Dear Future Mom – World Down Syndrome Day
A mother about to have a baby with down syndrome got a very special and heartfelt message from 15 people with down syndrome and their mothers. On World Down Syndrome Day this video was released to help comfort the mother and say that everything will be ok. It is a very touching video and a great way to publicise such an important topic.
Take out: By addressing the fears and worries direct from the child to an expectant mother, it breaks the taboos often associated with the condition, making for an engaging video that draws awareness to not only the condition but also the parents affected.
Ever seen a UFO or tiger running down the street whilst waiting for your bus? No? Well if you happened to be at the Pepsi Max bus shelter you would have. Using great interactive technology Pepsi managed to make the unbelievable happen.

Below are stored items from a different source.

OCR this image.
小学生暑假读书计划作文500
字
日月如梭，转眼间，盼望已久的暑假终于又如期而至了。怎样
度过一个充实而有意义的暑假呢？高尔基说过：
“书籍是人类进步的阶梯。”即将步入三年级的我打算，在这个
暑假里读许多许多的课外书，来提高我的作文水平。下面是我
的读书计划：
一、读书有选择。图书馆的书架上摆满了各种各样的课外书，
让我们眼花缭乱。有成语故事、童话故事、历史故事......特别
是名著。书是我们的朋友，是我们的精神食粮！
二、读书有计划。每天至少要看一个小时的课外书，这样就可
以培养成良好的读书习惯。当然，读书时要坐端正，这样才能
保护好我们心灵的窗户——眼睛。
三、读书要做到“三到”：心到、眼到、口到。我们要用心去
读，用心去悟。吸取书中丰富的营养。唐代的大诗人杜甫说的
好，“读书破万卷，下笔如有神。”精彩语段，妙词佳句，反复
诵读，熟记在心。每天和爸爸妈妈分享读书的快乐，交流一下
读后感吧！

Take out: Interactive media has really come into its own over the last few years and we are starting to see a lot more of it within marketing and advertising. The shock factor still prevails as the most engaging tactic when using interaction within advertising, even if it has nothing to do with the product itself as seen here with Pepsi. It’s the brand association that counts here.
Another interactive campaign we have seen lately was at a Swedish subway station. A billboard was rigged with super sensitive sensors that meant that when the train entered the station the woman’s hair in the billboard got blown around as if she was actually stood there on the platform.
Take out: A more subtle interactive approach was used by Apolosophy whereby the advertisement reacted to its environment rather than letting the viewers interact as seen in the Pepsi ad. The unexpected element of the visual was the key engaging factor here that works to great effect.
If you love cupcakes then you’ll love this. A 24 hour cupcake ATM has opened up. Sadly this is in New York but wow, what a tasty idea. I wonder how big the queue was?
Take out: By taking the cupcake out of context and into an ATM machine, this gives a popular but not new product, such as the cupcake, fresh appeal. This is a prime example of the packaging and presentation of the product doing the work, rather than the product itself. Other examples of this include the Coca Cola ‘happiness vending machine’ campaign and gold bar vending machines in Dubai; the possibilities for similar ideas are endless.
You might think the idea of a printing factory like Moo to be a boring place, but this advert makes it all seem much more interesting. By creating a fun machine that shows the intricate detailed process of creating a quality business card, Moo have managed to engage with their customers successfully.
Take out: By glamorising the print process and the effort that goes into making such a seemingly ‘simple’ product, much like the Babybel ‘tiny factory’ campaign, it gives the product a bigger sense of importance and makes viewers think twice about the significance of this product.